I’ve been testing a Download_Leave state script that’s supposed to take input from the terminal, however when it’s called with Mender it doesn’t work as intended. The script works fine when executed from terminal, but when called from mender it skips the part where it has to read the input from terminal. For now I’ve made it work by passing the input from a text file, however it’s not the ideal solution for testing.



userConfirm() {
while true; do
    read -p "Do you wish to install this program?" yn
    case $yn in
        [Yy]* ) exit ${OK};;
        [Nn]* ) echo $yn
                exit ${RETRY_LATER};;
        * ) echo "Please answer yes or no.";;

userConfirm </etc/mender/scripts/no.txt>&2

Hello @karamanr!

The update scripts are not attached to a TTY, just like cronjob, or a systemd unit. So you will need some form of workaround, or strategy change. The simplest one is obviously reading from a file as you already worked out. An alternative might be having a process that does the interaction with the terminal, and provides some form of IPC that your script can connect, like dbus, some socket… there are many possibilities. In the end it all depends on your use case.
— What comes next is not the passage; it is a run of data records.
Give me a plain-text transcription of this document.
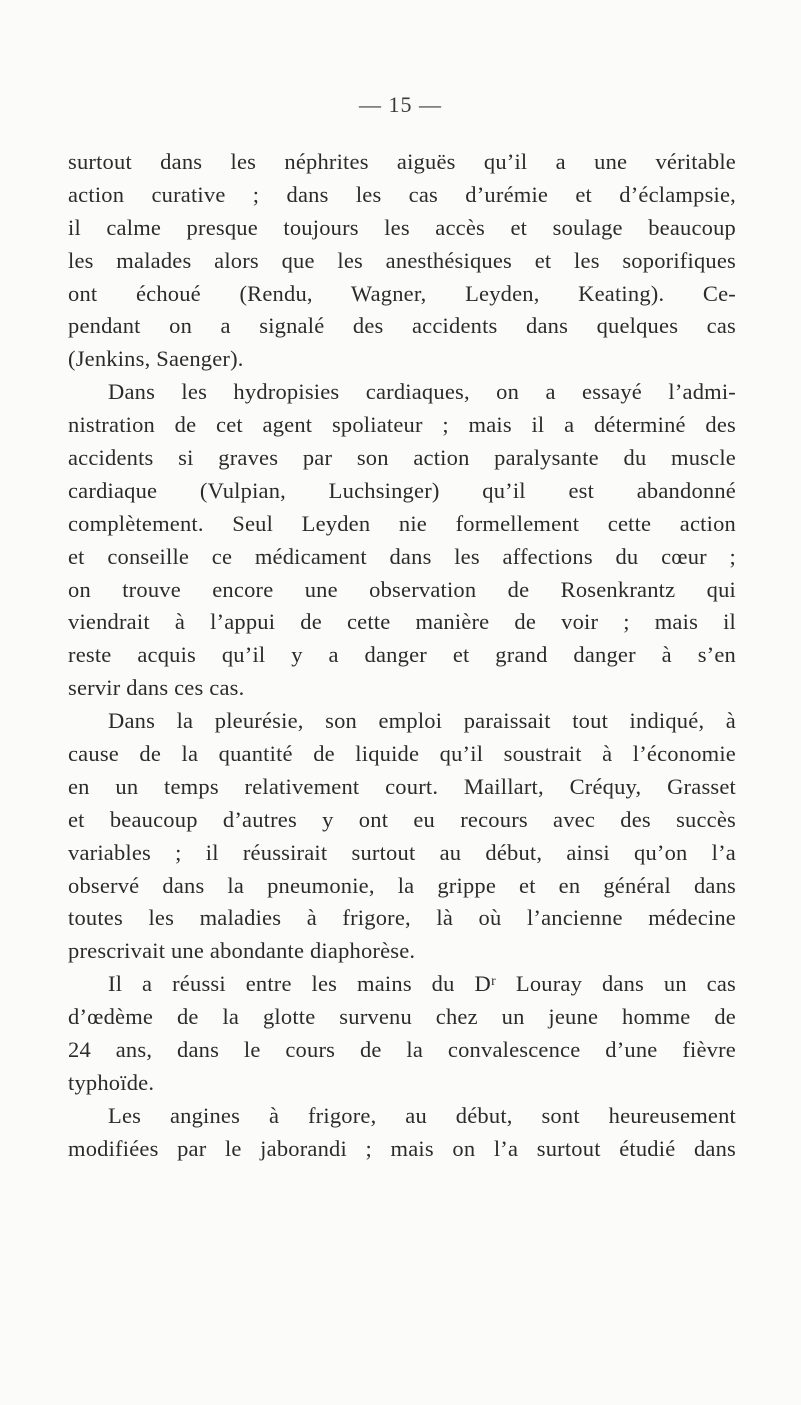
— 15 —
surtout dans les néphrites aiguës qu’il a une véritable
action curative ; dans les cas d’urémie et d’éclampsie,
il calme presque toujours les accès et soulage beaucoup
les malades alors que les anesthésiques et les soporifiques
ont échoué (Rendu, Wagner, Leyden, Keating). Ce-
pendant on a signalé des accidents dans quelques cas
(Jenkins, Saenger).
Dans les hydropisies cardiaques, on a essayé l’admi-
nistration de cet agent spoliateur ; mais il a déterminé des
accidents si graves par son action paralysante du muscle
cardiaque (Vulpian, Luchsinger) qu’il est abandonné
complètement. Seul Leyden nie formellement cette action
et conseille ce médicament dans les affections du cœur ;
on trouve encore une observation de Rosenkrantz qui
viendrait à l’appui de cette manière de voir ; mais il
reste acquis qu’il y a danger et grand danger à s’en
servir dans ces cas.
Dans la pleurésie, son emploi paraissait tout indiqué, à
cause de la quantité de liquide qu’il soustrait à l’économie
en un temps relativement court. Maillart, Créquy, Grasset
et beaucoup d’autres y ont eu recours avec des succès
variables ; il réussirait surtout au début, ainsi qu’on l’a
observé dans la pneumonie, la grippe et en général dans
toutes les maladies à frigore, là où l’ancienne médecine
prescrivait une abondante diaphorèse.
Il a réussi entre les mains du Dʳ Louray dans un cas
d’œdème de la glotte survenu chez un jeune homme de
24 ans, dans le cours de la convalescence d’une fièvre
typhoïde.
Les angines à frigore, au début, sont heureusement
modifiées par le jaborandi ; mais on l’a surtout étudié dans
Thanks for the quick response!
I see, this script is just for testing, I’ll probably switch to something different (python script that asks user from a GUI perhaps).
Another quick question, is there a way to avoid the automatic update check when Mender starts from boot. My device will probably need to be shut down after every use and it’ll be a bit annoying to ask the user if he wants to check for updates every time, assuming I’m using a state script.

Hi @karamanr

Well the python script will see the same problem if run in that context. If a process is not attached to a tty, it can’t do terminal interaction, no matter what language it is implemented in.

For the other question, do you mean the check should not even be started? Or just the script not ask the user? In that case, you could give the script a simple uptime check, or touch a file in /tmp upon first run, and only proceed if the file already exists.